Gorky’s Zygotic Minci
Gorky’s Zygotic Minci pek çoğunuzun yüksek ihtimalle hatırlayamayacağınız, artık dağılmış bulunan Galli bir grup. Doksanların sonunda bazı ümit verici yorumlar aldılar, bir kaç zıpır alternatif hit kayıt ile dikkat çektiler, ada coğrafyasında orta boyutlu bazı salonları doldurmayı başardılar. Ama 2006’ da kurucu gitaristlerinden yoksun kaydettikleri üç, folk ağırlıklı, küçük, sevimli albümden sonra, binlerle hayranlarının hüzünlere boğulmasına rağmen – onbinlerin üzülmediğine bugün hiç olmadığım kadar eminim – dağıldılar maalesef. Gorky’s gibi, Tanrı’ nın yetenek dağıtırken cömert davrandığı, küçük de olsa takıntılı ve takipçi, fanatik bir hayran kitlesi yakalamış, birkaç başarılı albüm yapmış; ancak şanssız onlarca grup var ne yazık ki. Ama Gorky’s müzikte bir kariyer yapabilmek için ciddi bir savaşım vermiş, benim gibi araştırmaya meraklı bazı bekar erkeklerin ilgisini üstüne çekmeyi başarmıştır. Gerçi pop züppeleri genellikle kendi sevdikleri grupların haksızlığa uğradıklarını iddia eder; onlara göre başarısızlıklarının sebebi zevksiz, cahil ve algısı bozuk, mavi gezegenimizdir. Halbuki değiştirilemez gerçek şudur ki; o gruplar ya çok sessiz, çok sıradan ya da çok akıllılardı, belki de süslenmek, küçük kızlara asılmak, uyuşturucu kullanmak, ilgili çekecek makyajlar ve dövmeler yaptırmak, foto çekimlerinde nasıl etkileyici bir bakış takınacaklarını çalışmak yerine zamanlarını çok fazla The Replacements ve Fugazi dinleyerek geçirmişlerdi. Her zaman Mark Hollis’ in şarkı yazma yeteneğini Snoop Dog’ un kaba tacizciliğine tercih ederim ancak ben bile hangisinin daha büyük bir yıldız olduğunu itiraf etmek zorundayım.

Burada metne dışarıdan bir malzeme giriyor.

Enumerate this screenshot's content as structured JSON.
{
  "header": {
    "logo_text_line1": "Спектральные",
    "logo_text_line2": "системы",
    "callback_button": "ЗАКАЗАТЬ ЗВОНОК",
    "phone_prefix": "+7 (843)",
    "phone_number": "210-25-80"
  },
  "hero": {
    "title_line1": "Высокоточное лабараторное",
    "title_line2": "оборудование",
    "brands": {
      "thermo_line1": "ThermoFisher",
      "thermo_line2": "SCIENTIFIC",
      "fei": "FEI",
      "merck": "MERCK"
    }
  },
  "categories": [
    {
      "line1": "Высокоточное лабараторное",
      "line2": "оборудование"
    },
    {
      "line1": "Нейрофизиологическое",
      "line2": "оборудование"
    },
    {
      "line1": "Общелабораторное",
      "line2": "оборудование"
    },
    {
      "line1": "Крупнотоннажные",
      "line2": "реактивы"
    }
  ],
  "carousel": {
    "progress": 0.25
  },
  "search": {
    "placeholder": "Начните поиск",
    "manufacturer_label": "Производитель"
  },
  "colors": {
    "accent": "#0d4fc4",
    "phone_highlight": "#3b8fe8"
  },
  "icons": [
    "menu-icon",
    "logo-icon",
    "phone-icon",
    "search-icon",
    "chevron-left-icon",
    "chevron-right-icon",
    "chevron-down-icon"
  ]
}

Her neyse. Ben bir şekilde Gorky’s Zygotic Minci’ yi sevmeyi öğrendim. Aslında onlar gecenin bir saatinde yayınlanan, uluslararası bir müzik televizyonunda, alternatif nesil için hazırlanan özel bir programda şans eseri tanışılacak değil de, elemanların birini ya da birkaçını şahsen tanıyor olmak isteyeceğim insanlar. Euros Childs bir başka arkadaşımın mahalleden arkadaşıymış mesela. Ya da Megan bir arkadaşım ile ortak ders almışmış. Bir şekilde tanışmışız, beni kendi düzenledikleri konserlerine davet etmişler, demo kasetlerini radyoda çalmamı rica etmişler. Ya da her zaman kaset kopyalatmaya gittiğim plakçıda part-time elemanmış John Lawrence. Beraber takılmışız, kokoreç yiyip parkta müzik muhabbeti yapmışız, para birleştirip punk konserlerine gitmişiz birlikte. Bir kaç yıl sonra John ile yolda karşılaşınca beni görmezden gelmiş ama havaya girmiş bir rock yıldızı olduğundan değilmiş, gözlüklerini takmadığından beni tanıyamamışmış, sonra çok özür dilemiş vs. Durun daha bitmedi: İlk kayıtlarından itibaren ne kadar yetenekli olduklarını anlamışım, hep konserlerinde onları takip etmişim, desteklemişim, ama üç yıl sonra kalabalıktan giremediğim konser salonuna bedavadan sokmasını rica edecek kadar da samimi değilmişim. Grubun harcanıp gitmesine fazlasıyla üzülmüşüm ama onları tanımış olduğum için kendimi çok özel hissedermişim mesela.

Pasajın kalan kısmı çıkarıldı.